I felt I had to write a bit more about parenting and being mothers to kidults after my post about my Mother & Son Escape has proved to be one of my most popular so far. It obviously resonated with mums of sons just like me.
So today I want to talk about another aspect of parenting.
The parenting myth we don’t talk about enough.
The idea that motherhood has an expiry date.
That at 18 or 21, or whenever our kids have left college or university, that we get to clock out and breathe a sigh of relief, knowing we’ve done our job. That they will step confidently into adulthood, ready to take on the world. But for many of us, motherhood doesn’t just continue, it gets more complex, more painful, and sometimes more isolating.
Because what happens when your child doesn’t thrive? What happens when adulthood isn’t a smooth handover but instead a constant cycle of worry, crisis and heartbreak?
For mothers of adult children struggling with mental illness, substance use, or chronic unemployment, there is no ‘letting go’ in the way society imagines. Instead, there’s the exhaustion of navigating systems that weren’t built to help, the grief of watching your child suffer and struggle and the loneliness of feeling like no one understands what it’s like to mother in this space.
The invisible struggles of mothering an adult child in crisis
If your child was diagnosed with a mental illness as a teenager, you might have spent years coordinating care, sitting through therapy sessions and advocating at school meetings. But what happens when they become adults? When they can refuse treatment? When you’re no longer legally allowed to intervene? Watching a child battle their own mind, sometimes refusing the help you know they need is a specific kind of agony.

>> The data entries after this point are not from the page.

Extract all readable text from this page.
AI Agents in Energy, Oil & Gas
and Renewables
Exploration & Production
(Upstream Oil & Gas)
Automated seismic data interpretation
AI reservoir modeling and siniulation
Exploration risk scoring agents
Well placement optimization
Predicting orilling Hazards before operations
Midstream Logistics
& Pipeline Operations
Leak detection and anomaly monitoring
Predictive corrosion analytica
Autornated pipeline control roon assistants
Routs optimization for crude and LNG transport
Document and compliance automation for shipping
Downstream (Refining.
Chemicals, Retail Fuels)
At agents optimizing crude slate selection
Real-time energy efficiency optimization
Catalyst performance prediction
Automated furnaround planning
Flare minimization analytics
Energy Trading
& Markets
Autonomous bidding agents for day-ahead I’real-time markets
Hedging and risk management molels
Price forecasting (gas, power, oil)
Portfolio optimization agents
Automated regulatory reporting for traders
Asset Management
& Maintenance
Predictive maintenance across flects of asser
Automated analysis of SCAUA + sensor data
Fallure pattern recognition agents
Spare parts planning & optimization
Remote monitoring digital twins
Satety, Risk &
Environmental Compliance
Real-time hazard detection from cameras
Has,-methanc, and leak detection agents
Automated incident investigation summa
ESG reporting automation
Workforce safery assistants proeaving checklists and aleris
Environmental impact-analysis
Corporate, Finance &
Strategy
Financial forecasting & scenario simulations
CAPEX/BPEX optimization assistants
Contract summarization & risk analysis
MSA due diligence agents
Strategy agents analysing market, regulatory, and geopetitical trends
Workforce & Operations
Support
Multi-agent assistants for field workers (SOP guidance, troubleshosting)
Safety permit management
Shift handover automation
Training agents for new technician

If your child struggles with addiction or illness, you live with the gut-wrenching fear of the late-night phone call, the endless cycle of hope and disappointment, the unbearable weight of ‘tough love’ advice that never accounts for a mother’s heart.
If your child is chronically unemployed, unable to live well due to anxiety, neurodivergence or systemic barriers, you may feel trapped between financial support and resentment. How much help is too much? How do you balance your own well-being with the instinct to cushion their fall?
The judgment & the silence
Mothers in these situations often find themselves judged or worse, abandoned. The world tells us we should have done better, set firmer boundaries, raised them differently. Friends with ‘successful’ adult children can’t always relate. And so, we stop talking about it.
We carry the weight in silence.
But here’s the truth - if this is your story, you are not alone.
There are many of us out here, have navigated or still navigating the shifting terrain of mothering adult children in crisis. We need spaces to talk about the real, raw, complicated emotions of love, guilt, anger, grief, hope.
We need community, not just for them, but for us.
Reclaiming your life while still loving your child
The hardest thing to reconcile is that motherhood doesn’t mean martyrdom. You are allowed to have a life outside of your child’s struggles. You are allowed to set boundaries without guilt.
You are allowed to protect your own mental health.
And most of all, you are allowed to acknowledge that you are still a mother, even when the journey looks nothing like you expected.
I thought as it’s World Mental Health Awareness Week this was an opportunity to talk about this subject. One that is very rarely talked about. At least that’s been my experience.
Let’s break the silence.
Because this kind of motherhood is just as real, just as valid, and just as worthy of support.